First, most carriers are conducting pre-commercial trials and will launch commercial services in 2004. Carrier pressure on vendors and greater economies of scale will mean better and cheaper equipment, while the lessons of DoCoMo and 3 should help other providers avoid early technical problems.

In addition, there is the lack of competing technologies. Where CDMA and 1X upgrades will compete with W-CDMA in Japan, there is no comparable cellular broadband technology being deployed in Western Europe. Interim or parallel technologies such as EDGE and Wi-Fi have similar characteristics but cannot match the attributes and benefits of W-CDMA.

Despite some licensees dropping out, most markets will see a new infrastructure-based mobile entrant, bringing additional competition, lower prices and greater stimulus for mobile data adoption and usage.

Vendors Recommendations
· Collaborate more on open standards and interoperability. Despite various industry initiatives, network and handset technologies from different vendors still don’t interact effectively, causing major integration issues, delays, and higher rollout costs.

· Introduce 3G handsets with advanced features now. Vendors should focus on fulfilling carrier demand for W-CDMA handsets in 2004. Interim technology upgrades are less important. Operators have shown they will find alternative suppliers or create their own branded devices with OEMs if requests are not fulfilled.

Carriers Recommendations
· Ensure that you have adequate network coverage, reliability and interoperability before marketing commercial services. Resist pressure to launch in response to competitors actions or loose regulatory mandates, for consumer disappointment will be hard to reverse.

· Focus on W-CDMA. The future, as determined by spectrum licenses and market realities, lies with W-CDMA. Diverting resources now to develop and extend the shelf life of E-GPRS or EDGE will only delay progress to this eventual goal.

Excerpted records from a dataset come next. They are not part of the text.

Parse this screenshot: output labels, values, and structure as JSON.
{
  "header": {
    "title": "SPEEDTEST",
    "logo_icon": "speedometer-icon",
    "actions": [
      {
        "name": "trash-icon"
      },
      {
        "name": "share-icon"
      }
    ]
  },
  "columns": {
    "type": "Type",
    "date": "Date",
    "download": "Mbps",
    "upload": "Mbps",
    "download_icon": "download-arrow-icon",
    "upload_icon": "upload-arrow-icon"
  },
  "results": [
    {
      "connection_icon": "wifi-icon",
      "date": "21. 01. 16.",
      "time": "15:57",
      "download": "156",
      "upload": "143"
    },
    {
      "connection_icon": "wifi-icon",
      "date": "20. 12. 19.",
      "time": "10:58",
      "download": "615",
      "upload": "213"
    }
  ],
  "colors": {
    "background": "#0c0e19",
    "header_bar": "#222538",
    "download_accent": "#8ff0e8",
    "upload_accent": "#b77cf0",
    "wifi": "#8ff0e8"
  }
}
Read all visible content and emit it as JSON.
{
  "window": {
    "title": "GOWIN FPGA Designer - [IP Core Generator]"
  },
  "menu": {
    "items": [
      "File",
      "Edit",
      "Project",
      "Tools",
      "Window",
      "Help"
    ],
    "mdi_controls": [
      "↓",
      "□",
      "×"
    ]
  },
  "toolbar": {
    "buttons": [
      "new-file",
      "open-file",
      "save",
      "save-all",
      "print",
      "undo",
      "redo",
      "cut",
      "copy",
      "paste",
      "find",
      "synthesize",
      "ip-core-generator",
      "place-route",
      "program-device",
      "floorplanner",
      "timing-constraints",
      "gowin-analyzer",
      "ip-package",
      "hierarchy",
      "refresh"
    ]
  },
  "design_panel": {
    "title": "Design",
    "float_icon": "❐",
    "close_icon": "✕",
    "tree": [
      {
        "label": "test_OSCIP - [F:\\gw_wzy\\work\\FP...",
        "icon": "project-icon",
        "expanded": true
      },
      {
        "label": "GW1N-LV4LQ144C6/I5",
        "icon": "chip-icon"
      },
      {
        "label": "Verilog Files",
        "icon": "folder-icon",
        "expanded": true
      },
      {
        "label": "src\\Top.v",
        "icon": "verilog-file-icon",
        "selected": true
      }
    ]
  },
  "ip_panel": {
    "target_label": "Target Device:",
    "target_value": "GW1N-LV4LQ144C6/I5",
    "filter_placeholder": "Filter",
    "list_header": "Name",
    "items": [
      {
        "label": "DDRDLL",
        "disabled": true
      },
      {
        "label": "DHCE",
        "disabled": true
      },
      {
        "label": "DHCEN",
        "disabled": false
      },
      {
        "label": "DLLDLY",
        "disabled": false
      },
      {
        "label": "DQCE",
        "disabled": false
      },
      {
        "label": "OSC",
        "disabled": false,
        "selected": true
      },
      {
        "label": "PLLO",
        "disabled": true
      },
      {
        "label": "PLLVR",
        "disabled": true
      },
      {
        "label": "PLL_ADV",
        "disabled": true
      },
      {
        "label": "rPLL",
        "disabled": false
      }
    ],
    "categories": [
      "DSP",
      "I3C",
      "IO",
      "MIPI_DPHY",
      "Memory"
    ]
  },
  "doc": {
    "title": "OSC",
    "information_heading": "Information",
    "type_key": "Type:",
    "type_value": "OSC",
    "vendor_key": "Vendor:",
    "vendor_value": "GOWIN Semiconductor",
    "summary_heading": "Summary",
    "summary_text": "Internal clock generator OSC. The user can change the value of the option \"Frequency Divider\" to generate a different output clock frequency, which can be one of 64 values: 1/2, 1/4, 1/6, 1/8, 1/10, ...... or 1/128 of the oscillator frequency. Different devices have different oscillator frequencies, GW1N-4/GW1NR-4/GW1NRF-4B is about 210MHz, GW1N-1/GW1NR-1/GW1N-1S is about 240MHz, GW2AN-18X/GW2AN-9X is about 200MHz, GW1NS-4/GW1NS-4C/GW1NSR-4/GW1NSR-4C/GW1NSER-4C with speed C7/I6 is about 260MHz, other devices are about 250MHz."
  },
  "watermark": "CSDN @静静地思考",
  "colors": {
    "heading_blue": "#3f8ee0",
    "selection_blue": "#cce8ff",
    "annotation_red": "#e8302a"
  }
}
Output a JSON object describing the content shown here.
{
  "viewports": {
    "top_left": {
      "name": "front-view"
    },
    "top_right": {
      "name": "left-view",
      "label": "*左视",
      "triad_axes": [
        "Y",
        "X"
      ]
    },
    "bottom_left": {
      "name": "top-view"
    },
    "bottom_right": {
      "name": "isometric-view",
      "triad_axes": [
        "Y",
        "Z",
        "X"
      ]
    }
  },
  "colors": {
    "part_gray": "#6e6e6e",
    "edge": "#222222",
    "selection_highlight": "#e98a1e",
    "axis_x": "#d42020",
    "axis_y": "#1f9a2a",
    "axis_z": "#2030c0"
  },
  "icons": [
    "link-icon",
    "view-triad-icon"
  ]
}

EDGE can play a useful for role for many European operators over the next 5 years, but it should complement W-CDMA rather than substitute for it.

· Keep price levels similar to GSM. Even if this means very high handset subsidization and low video call revenues in the interim. Base pricing for additional W-CDMA services on the value customers perceive, not on the fact the service uses a new technology.